Tlacoyos (Stuffed Masa Pancakes)

Photo by Cynthia L. Nobles  --  Blue Tlacoyo, or stuffed masa pancake similar to tortillas, is a Mexican street food. It is made by Matilde Gayosso, originally from Puebla, Mexico, and now a chef for Casa Borrega in New Orleans. Show caption
Photo by Cynthia L. Nobles -- Blue Tlacoyo, or stuffed masa pancake similar to tortillas, is a Mexican street food. It is made by Matilde Gayosso, originally from Puebla, Mexico, and now a chef for Casa Borrega in New Orleans.

Tlacoyos (Stuffed Masa Pancakes)

Makes 6. Recipe is by Matilde Gayosso, originally form Puebla, Mexico, and now living in New Orleans where she is a chef for Casa Borrega, 1719 Oretha Castle Haley Boulevard, New Orleans.

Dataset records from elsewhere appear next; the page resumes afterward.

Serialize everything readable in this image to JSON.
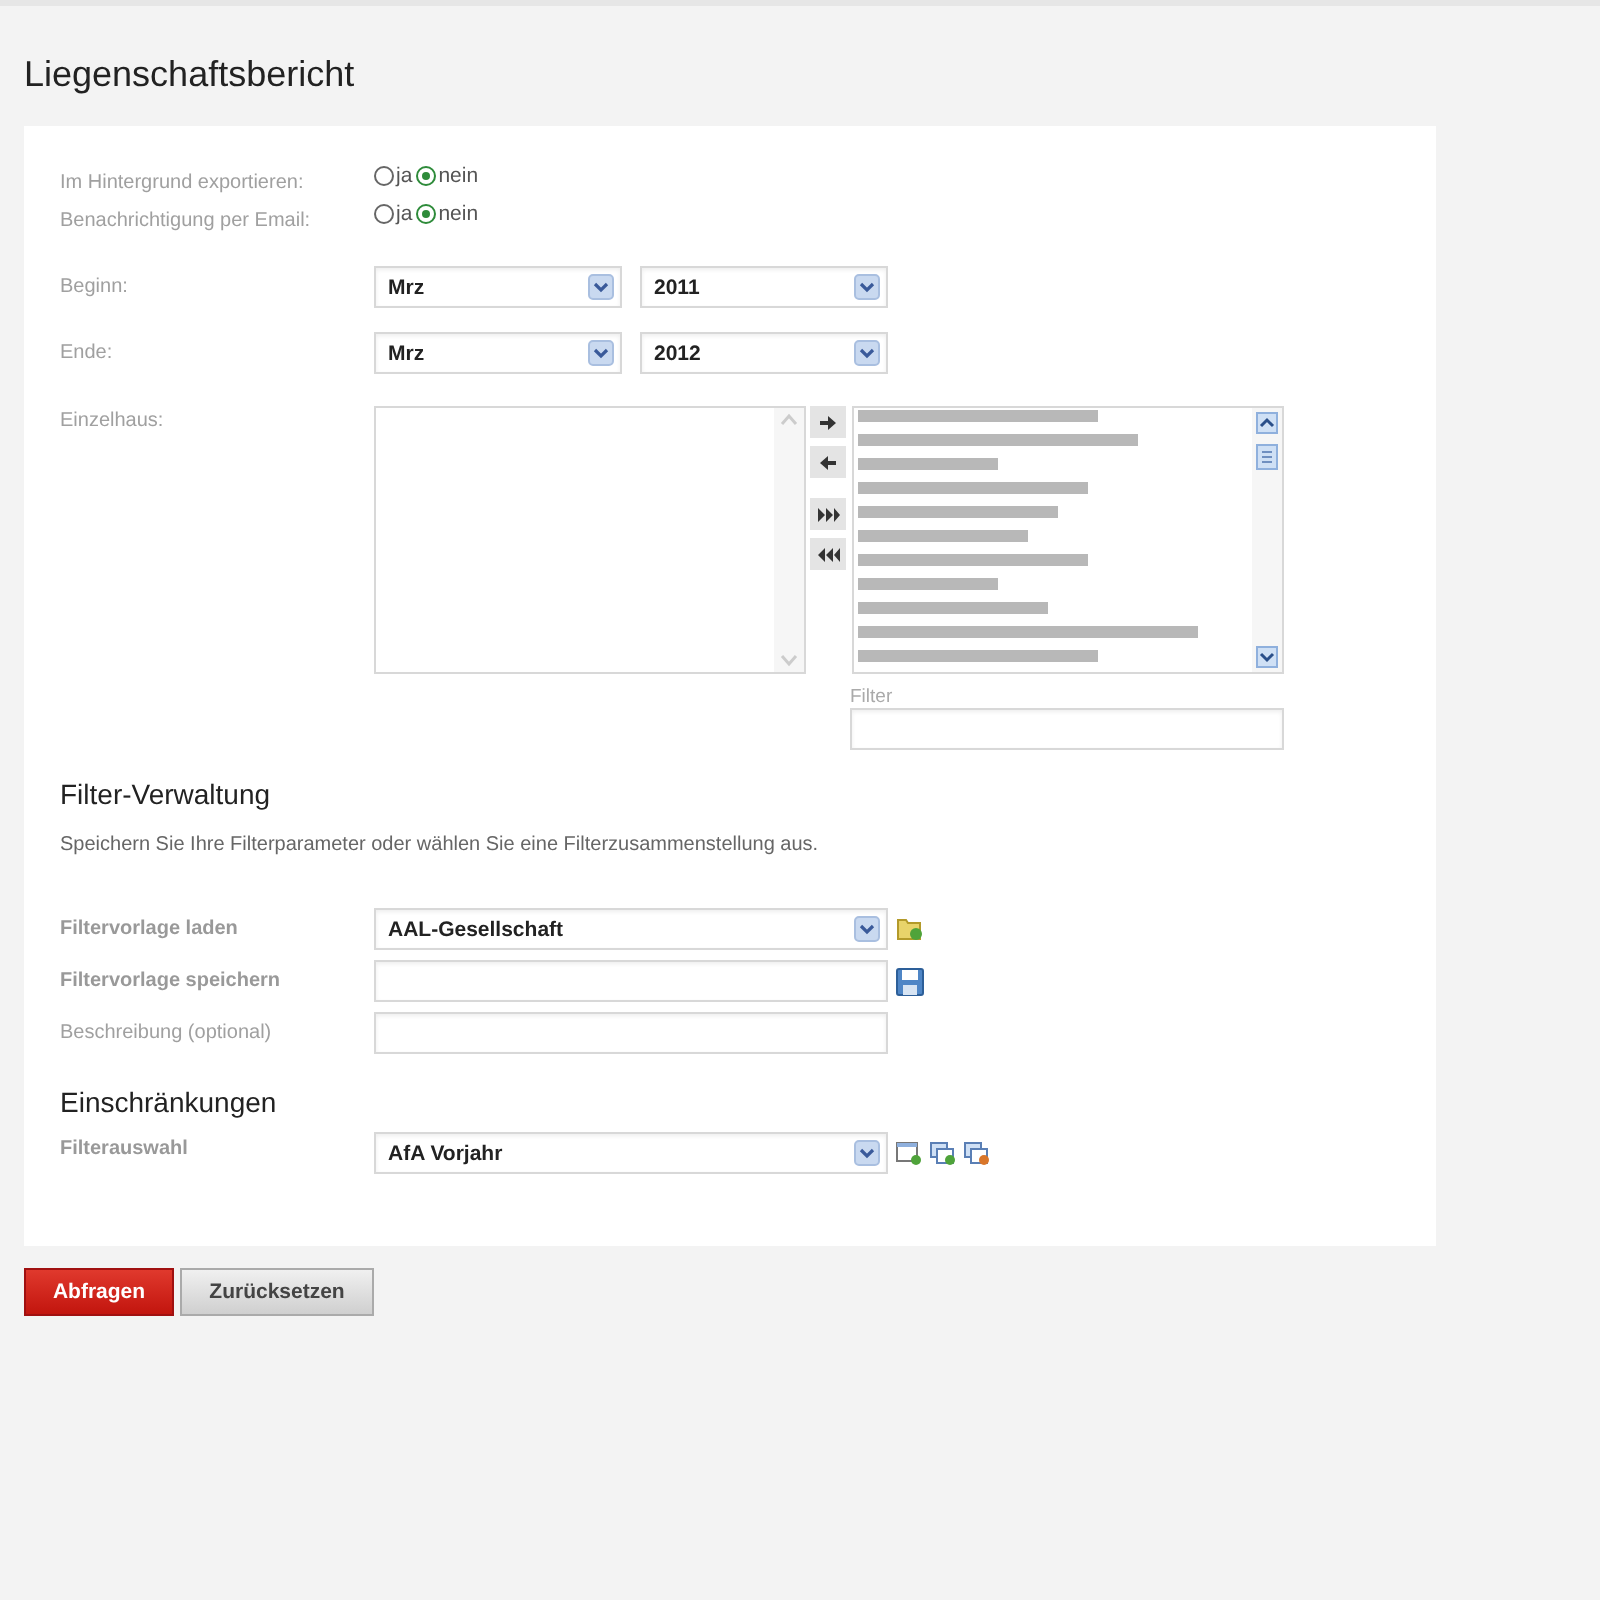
{
  "title": "Liegenschaftsbericht",
  "options": [
    {
      "label": "Im Hintergrund exportieren:",
      "choices": [
        {
          "label": "ja",
          "selected": false
        },
        {
          "label": "nein",
          "selected": true
        }
      ]
    },
    {
      "label": "Benachrichtigung per Email:",
      "choices": [
        {
          "label": "ja",
          "selected": false
        },
        {
          "label": "nein",
          "selected": true
        }
      ]
    }
  ],
  "period": [
    {
      "label": "Beginn:",
      "month": "Mrz",
      "year": "2011"
    },
    {
      "label": "Ende:",
      "month": "Mrz",
      "year": "2012"
    }
  ],
  "picker": {
    "label": "Einzelhaus:",
    "filter_label": "Filter"
  },
  "filter_management": {
    "heading": "Filter-Verwaltung",
    "description": "Speichern Sie Ihre Filterparameter oder wählen Sie eine Filterzusammenstellung aus.",
    "rows": [
      {
        "kind": "select",
        "label": "Filtervorlage laden",
        "value": "AAL-Gesellschaft"
      },
      {
        "kind": "save",
        "label": "Filtervorlage speichern"
      },
      {
        "kind": "text",
        "label": "Beschreibung (optional)"
      }
    ]
  },
  "restrictions": {
    "heading": "Einschränkungen",
    "label": "Filterauswahl",
    "value": "AfA Vorjahr"
  },
  "buttons": [
    {
      "kind": "primary",
      "label": "Abfragen"
    },
    {
      "kind": "secondary",
      "label": "Zurücksetzen"
    }
  ]
}
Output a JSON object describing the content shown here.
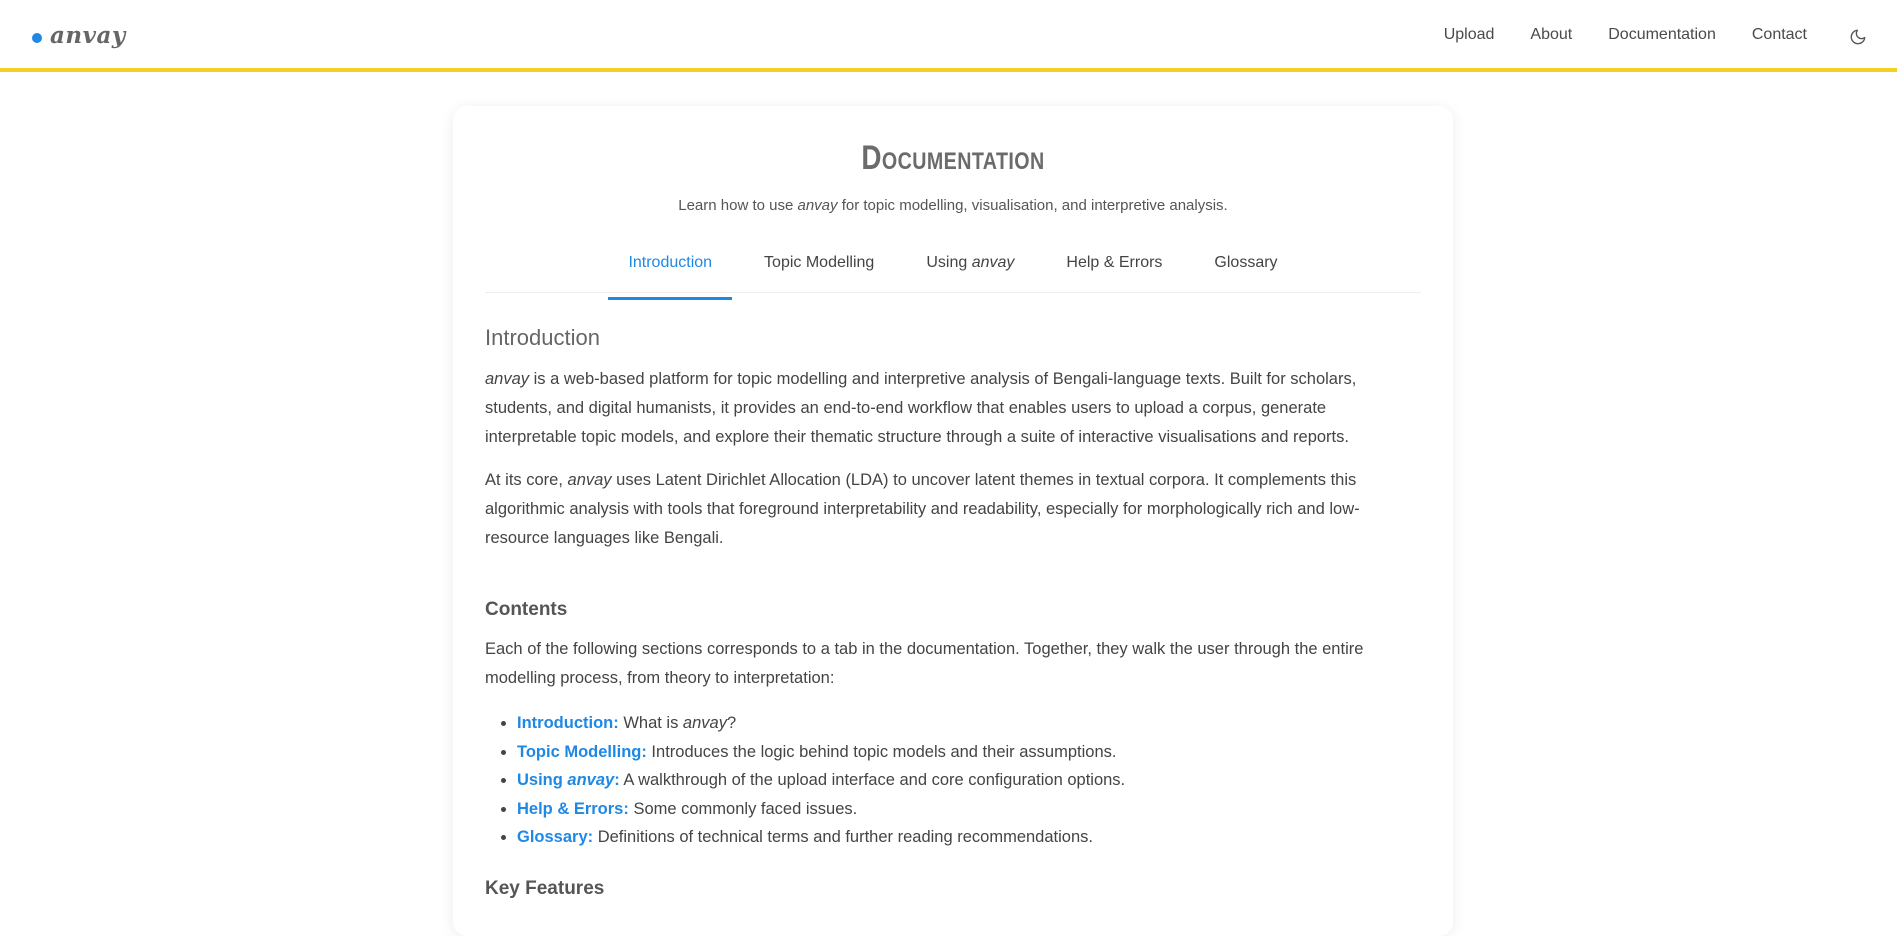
{
  "brand": {
    "name": "anvay",
    "accent": "#1e88e5",
    "bar_color": "#f5cf25"
  },
  "nav": {
    "items": [
      "Upload",
      "About",
      "Documentation",
      "Contact"
    ],
    "theme_icon": "moon-icon"
  },
  "page": {
    "title": "Documentation",
    "subtitle_pre": "Learn how to use ",
    "subtitle_em": "anvay",
    "subtitle_post": " for topic modelling, visualisation, and interpretive analysis."
  },
  "tabs": [
    {
      "label": "Introduction",
      "active": true
    },
    {
      "label": "Topic Modelling",
      "active": false
    },
    {
      "label_pre": "Using ",
      "label_em": "anvay",
      "active": false
    },
    {
      "label": "Help & Errors",
      "active": false
    },
    {
      "label": "Glossary",
      "active": false
    }
  ],
  "intro": {
    "heading": "Introduction",
    "p1_em": "anvay",
    "p1_rest": " is a web-based platform for topic modelling and interpretive analysis of Bengali-language texts. Built for scholars, students, and digital humanists, it provides an end-to-end workflow that enables users to upload a corpus, generate interpretable topic models, and explore their thematic structure through a suite of interactive visualisations and reports.",
    "p2_pre": "At its core, ",
    "p2_em": "anvay",
    "p2_rest": " uses Latent Dirichlet Allocation (LDA) to uncover latent themes in textual corpora. It complements this algorithmic analysis with tools that foreground interpretability and readability, especially for morphologically rich and low-resource languages like Bengali."
  },
  "contents": {
    "heading": "Contents",
    "description": "Each of the following sections corresponds to a tab in the documentation. Together, they walk the user through the entire modelling process, from theory to interpretation:",
    "items": [
      {
        "link": "Introduction:",
        "desc_pre": " What is ",
        "desc_em": "anvay",
        "desc_post": "?"
      },
      {
        "link": "Topic Modelling:",
        "desc_pre": " Introduces the logic behind topic models and their assumptions.",
        "desc_em": "",
        "desc_post": ""
      },
      {
        "link_pre": "Using ",
        "link_em": "anvay",
        "link_post": ":",
        "desc_pre": " A walkthrough of the upload interface and core configuration options.",
        "desc_em": "",
        "desc_post": ""
      },
      {
        "link": "Help & Errors:",
        "desc_pre": " Some commonly faced issues.",
        "desc_em": "",
        "desc_post": ""
      },
      {
        "link": "Glossary:",
        "desc_pre": " Definitions of technical terms and further reading recommendations.",
        "desc_em": "",
        "desc_post": ""
      }
    ]
  },
  "key_features": {
    "heading": "Key Features"
  }
}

Similar to tortillas, this torpedo-shaped Mexican street food gets its color from the cornmeal used, either blue, white or yellow. Traditionally, tlacoyos were eaten plain, but it’s now popular to add a variety of toppings. They’re also best eaten right away.

1 ¾ cups blue cornmeal or Maseca brand corn flour

1 ¼ cups water

1 tsp. kosher salt

¾ cup canned refried black beans

Vegetable oil for grilling

Optional toppings: shredded lettuce or cabbage, green tomatillo salsa, queso fresco (unaged white cheese), grilled nopales (prickly pear cactus)

1. In a medium bowl, mix cornmeal, water and salt. Mixture should be the consistency of smooth cookie dough. If too dry, add water by the tablespoonful.

2. Take 1/6 of the dough, shape into a ball and flatten between your hands, forming an oval the size of your hand. Place a tablespoon of beans in the center and carefully fold dough over beans. Pinch seams together and flatten to form a football shape about 5 inches long.

3. Place tlacoyos on a hot, lightly greased griddle or skillet and toast, about 5 minutes each side. Eat plain or with your favorite toppings.